Why won't your attorney make the below statements correctly ?
_ ATTORNEY ATTESTATION TO CLIENT
I, the undersigned Attorney, hereby attest as follows, without any duress or mental reservation:
- I (am / am not) currently licensed by the Florida Supreme Court as an attorney and counselor at law in Florida courts.
- I (am / am not) a member in good standing of the Florida Bar.
- I (do / do not) acknowledge my status as officer of the court and affirm my oath of admission to the Florida Bar, to wit: "I do solemnly swear: I will support the Constitution of the United States and the Constitution of the State of Florida; I will maintain the respect due to courts of justice and judicial officers; I will not counsel or maintain any suit or proceedings which shall appear to me to be unjust, nor any defense except such as I believe to be honestly debatable under the law of the land; I will employ for the purpose of maintaining the causes confided to me such means only as are consistent with truth and honor, and will never seek to mislead the judge or jury by any artifice or false statement of fact or law; I will maintain the confidence and preserve inviolate the secrets of my clients, and will accept no compensation in connection with their business except from them or with their knowledge and approval; I will abstain from all offensive personality and advance no fact prejudicial to the honor or reputation of a party or witness, unless required by the justice of the cause with which I am charged; I will never reject, from any consideration personal to myself, the cause of the defenseless or oppressed, or delay anyone's cause for lucre or malice. So help me God."

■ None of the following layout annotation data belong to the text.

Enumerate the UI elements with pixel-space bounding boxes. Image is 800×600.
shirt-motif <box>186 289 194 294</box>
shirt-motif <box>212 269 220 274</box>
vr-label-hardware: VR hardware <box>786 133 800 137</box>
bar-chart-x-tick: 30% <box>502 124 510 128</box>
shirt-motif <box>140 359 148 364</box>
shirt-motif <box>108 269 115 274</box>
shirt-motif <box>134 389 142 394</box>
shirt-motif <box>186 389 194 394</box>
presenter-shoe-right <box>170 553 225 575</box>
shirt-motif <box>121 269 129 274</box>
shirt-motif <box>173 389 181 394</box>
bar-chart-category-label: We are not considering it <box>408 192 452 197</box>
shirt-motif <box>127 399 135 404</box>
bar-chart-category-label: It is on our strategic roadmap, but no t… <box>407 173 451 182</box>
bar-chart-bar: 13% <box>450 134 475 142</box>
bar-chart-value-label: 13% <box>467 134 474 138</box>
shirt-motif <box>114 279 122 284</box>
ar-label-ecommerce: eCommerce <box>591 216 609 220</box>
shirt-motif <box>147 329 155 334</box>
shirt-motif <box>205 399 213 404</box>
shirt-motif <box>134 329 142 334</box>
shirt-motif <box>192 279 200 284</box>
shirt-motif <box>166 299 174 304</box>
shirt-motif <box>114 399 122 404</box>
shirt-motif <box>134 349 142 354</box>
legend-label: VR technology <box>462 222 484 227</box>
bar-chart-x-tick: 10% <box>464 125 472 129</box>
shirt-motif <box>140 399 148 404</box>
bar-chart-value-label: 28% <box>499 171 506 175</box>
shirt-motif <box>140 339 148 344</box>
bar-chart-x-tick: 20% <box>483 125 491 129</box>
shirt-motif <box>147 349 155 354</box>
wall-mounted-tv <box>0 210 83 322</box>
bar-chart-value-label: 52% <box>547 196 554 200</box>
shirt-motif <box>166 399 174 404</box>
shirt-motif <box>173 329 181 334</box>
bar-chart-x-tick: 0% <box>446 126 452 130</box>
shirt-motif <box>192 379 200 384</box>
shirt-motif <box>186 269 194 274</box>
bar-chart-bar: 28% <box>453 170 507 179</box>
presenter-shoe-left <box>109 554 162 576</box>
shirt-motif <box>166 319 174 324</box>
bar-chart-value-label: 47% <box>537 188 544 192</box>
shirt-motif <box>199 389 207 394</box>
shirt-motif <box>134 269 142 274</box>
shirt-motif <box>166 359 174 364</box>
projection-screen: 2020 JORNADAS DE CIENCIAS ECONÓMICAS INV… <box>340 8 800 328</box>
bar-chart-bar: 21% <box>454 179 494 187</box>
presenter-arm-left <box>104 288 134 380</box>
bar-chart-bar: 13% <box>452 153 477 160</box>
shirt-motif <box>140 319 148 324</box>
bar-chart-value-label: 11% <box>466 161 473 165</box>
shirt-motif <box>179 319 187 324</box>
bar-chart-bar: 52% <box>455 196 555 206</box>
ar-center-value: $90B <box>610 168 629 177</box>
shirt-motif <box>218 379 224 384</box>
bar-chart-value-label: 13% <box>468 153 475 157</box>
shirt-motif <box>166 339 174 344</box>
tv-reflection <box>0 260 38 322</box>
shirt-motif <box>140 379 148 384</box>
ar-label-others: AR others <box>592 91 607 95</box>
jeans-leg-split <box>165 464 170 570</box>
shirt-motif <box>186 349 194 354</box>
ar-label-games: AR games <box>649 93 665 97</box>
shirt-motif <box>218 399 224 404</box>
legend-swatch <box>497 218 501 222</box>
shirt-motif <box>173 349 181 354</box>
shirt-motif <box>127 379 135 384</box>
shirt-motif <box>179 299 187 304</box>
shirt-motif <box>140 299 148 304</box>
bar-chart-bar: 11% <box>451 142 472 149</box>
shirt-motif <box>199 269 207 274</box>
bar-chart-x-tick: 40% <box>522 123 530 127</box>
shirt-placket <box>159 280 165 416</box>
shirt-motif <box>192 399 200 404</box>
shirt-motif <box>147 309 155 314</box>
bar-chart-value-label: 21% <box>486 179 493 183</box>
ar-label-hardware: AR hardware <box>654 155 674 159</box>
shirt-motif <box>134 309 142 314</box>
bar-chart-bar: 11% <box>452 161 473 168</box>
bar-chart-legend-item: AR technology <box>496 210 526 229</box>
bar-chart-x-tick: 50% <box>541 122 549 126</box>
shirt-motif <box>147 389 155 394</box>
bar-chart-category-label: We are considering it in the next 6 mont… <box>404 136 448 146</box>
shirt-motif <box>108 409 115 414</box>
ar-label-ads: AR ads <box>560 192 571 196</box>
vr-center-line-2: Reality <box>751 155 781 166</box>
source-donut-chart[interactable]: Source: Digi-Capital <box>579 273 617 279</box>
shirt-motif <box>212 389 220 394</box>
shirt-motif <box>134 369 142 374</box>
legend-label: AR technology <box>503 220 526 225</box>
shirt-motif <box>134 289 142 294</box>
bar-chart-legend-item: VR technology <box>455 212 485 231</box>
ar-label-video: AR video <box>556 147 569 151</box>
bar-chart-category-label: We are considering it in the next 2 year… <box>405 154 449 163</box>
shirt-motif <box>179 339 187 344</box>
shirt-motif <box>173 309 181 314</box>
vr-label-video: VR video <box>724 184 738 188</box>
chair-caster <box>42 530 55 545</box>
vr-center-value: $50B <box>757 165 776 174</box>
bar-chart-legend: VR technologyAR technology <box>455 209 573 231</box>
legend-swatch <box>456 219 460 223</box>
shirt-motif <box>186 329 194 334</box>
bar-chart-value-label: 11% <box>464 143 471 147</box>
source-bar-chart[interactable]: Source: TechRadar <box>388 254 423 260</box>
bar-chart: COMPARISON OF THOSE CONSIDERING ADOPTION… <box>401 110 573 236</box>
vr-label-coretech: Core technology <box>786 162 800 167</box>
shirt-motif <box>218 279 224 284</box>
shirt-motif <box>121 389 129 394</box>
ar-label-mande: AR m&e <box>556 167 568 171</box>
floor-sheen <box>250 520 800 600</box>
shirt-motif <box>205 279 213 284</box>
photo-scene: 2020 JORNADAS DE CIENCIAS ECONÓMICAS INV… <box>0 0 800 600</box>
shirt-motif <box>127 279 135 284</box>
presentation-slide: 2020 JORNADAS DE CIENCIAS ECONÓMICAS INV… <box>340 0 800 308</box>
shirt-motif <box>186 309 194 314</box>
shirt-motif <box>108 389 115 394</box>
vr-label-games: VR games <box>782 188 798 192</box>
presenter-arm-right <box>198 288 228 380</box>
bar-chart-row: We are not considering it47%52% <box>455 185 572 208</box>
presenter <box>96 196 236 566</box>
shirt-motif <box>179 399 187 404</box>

- I (am / am not) protected by surety bond / malpractice insurance $____________. (Carrier info attached)
- I (shall / shall not) accept ______________________________ ("Client") as my law client in exchange for fee, in accordance with separate agreement which shall not supersede any provisions of this Attestation.
- I (shall / shall not) in my relationships with Client, the Courts and its officers, abide by my oath above by giving my first loyalty, without compromise, to Client and to securing Client's constitutionally guaranteed rights.
- (shall / shall not) in the tasks for which Client has retained me fulfill my promises to Client, be punctual, answer Client's questions truthfully, aggressively advocate Client's cause, defend Client's rights guaranteed by the relevant Constitutions and laws pursuant thereto, bill fairly and only for actual services rendered, treat retainers as advance pay for services, and ensure that my employees and subcontractors fully support me in that effort.
- I (shall / shall not) refund Client's fees for any portion of work for which Client hired me that I fail to perform substantially with high quality, diligence, and integrity.
- I (shall / shall not) hand over to Client upon Client's request, and retain none of: all originals, copies, and derivatives of information provided to me by Client, other than items of public record, and all unused retainer money.
- This attestation (does / does not) supersede all contrary assertions except by specific written reference to one or more provisions herein, acknowledged in writing by Client.
- I have worked _____________ cases like Client's case and won ___________ (__________%) of them.